When the thing arrived I was impressed by how clean the casing was and found it turned over ok, with good compression. The carb. seemed to move fine and there were no visible blockages, so I wondered what could have caused the problems the previous owner had experienced. While inspecting it I discovered both the silencer and the cylinder head screws were absolutely buggered, somebody had clearly been at them with a screwdriver and now a Philips head driver was just happily spinning in the heads. Right then, clearly some filling action was going to be needed to get them out and new ones would need sourcing. After a bit of a struggle I got all of them out, measured them and ordered new ones (M2.5 x 10mm for the head and M2.5 x 25mm for the silencer).
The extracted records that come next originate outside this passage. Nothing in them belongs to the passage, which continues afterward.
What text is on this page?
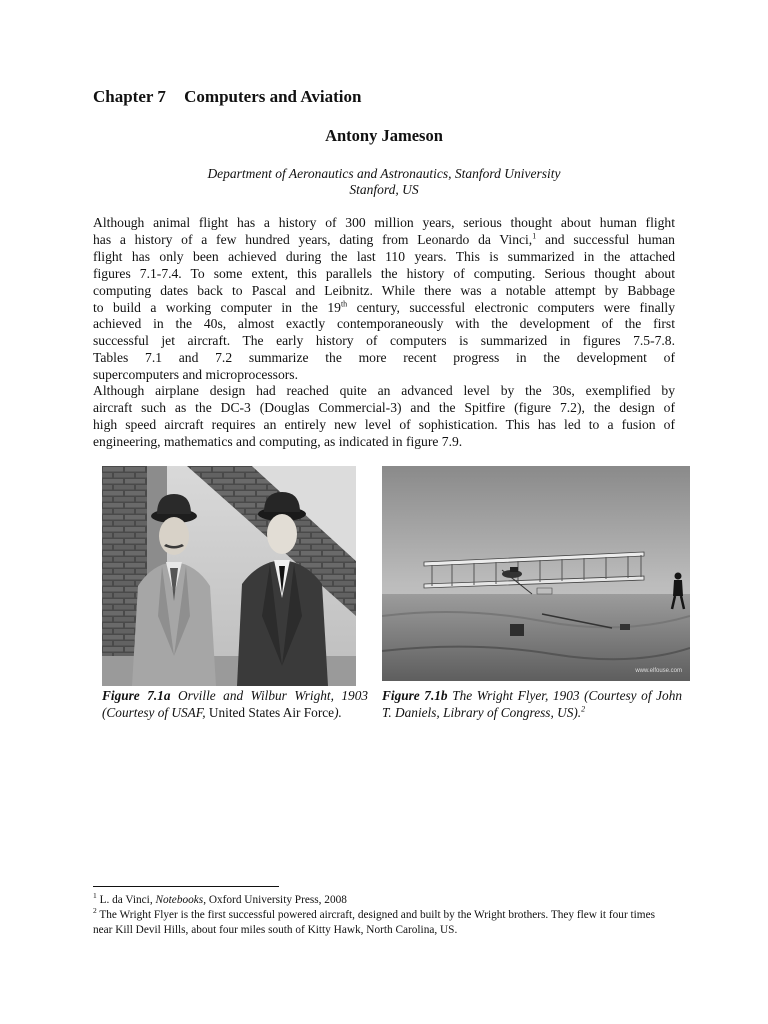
Chapter 7 Computers and Aviation
Antony Jameson
Department of Aeronautics and Astronautics, Stanford University
Stanford, US
Although animal flight has a history of 300 million years, serious thought about human flight
has a history of a few hundred years, dating from Leonardo da Vinci,$^1$ and successful human
flight has only been achieved during the last 110 years. This is summarized in the attached
figures 7.1-7.4. To some extent, this parallels the history of computing. Serious thought about
computing dates back to Pascal and Leibnitz. While there was a notable attempt by Babbage
to build a working computer in the 19th century, successful electronic computers were finally
achieved in the 40s, almost exactly contemporaneously with the development of the first
successful jet aircraft. The early history of computers is summarized in figures 7.5-7.8.
Tables 7.1 and 7.2 summarize the more recent progress in the development of
supercomputers and microprocessors.
Although airplane design had reached quite an advanced level by the 30s, exemplified by
aircraft such as the DC-3 (Douglas Commercial-3) and the Spitfire (figure 7.2), the design of
high speed aircraft requires an entirely new level of sophistication. This has led to a fusion of
engineering, mathematics and computing, as indicated in figure 7.9.
www.elfouse.com
Figure 7.1a Orville and Wilbur Wright, 1903 (Courtesy of USAF, United States Air Force).
Figure 7.1b The Wright Flyer, 1903 (Courtesy of John T. Daniels, Library of Congress, US).$^2$
$^1$ L. da Vinci, Notebooks, Oxford University Press, 2008
$^2$ The Wright Flyer is the first successful powered aircraft, designed and built by the Wright brothers. They flew it four times near Kill Devil Hills, about four miles south of Kitty Hawk, North Carolina, US.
While inspecting it with the silencer off I noticed the transfer port in the piston was facing the exhaust port, not the matching ports in the other side of the cylinder casting! Somebody had taken it apart  and put the liner back in the wrong way round which would have caused the fuel to be pushed up into the upper cylinder right next to the open exhaust port, almost certainly causing it to either run very badly, or not run at all! If I had to guess at the problem, this would be it.

New screws have now arrived, I’ve put it back together and yesterday afternoon I mounted it on my test stand and gave it a flick, I’m pleased to say the little 2 stroke now runs really nicely, throttle response is smooth, WOT sounds fine and it happily idles at a very low RPM.

Quite pleased then! Just need to find something to build to put it in.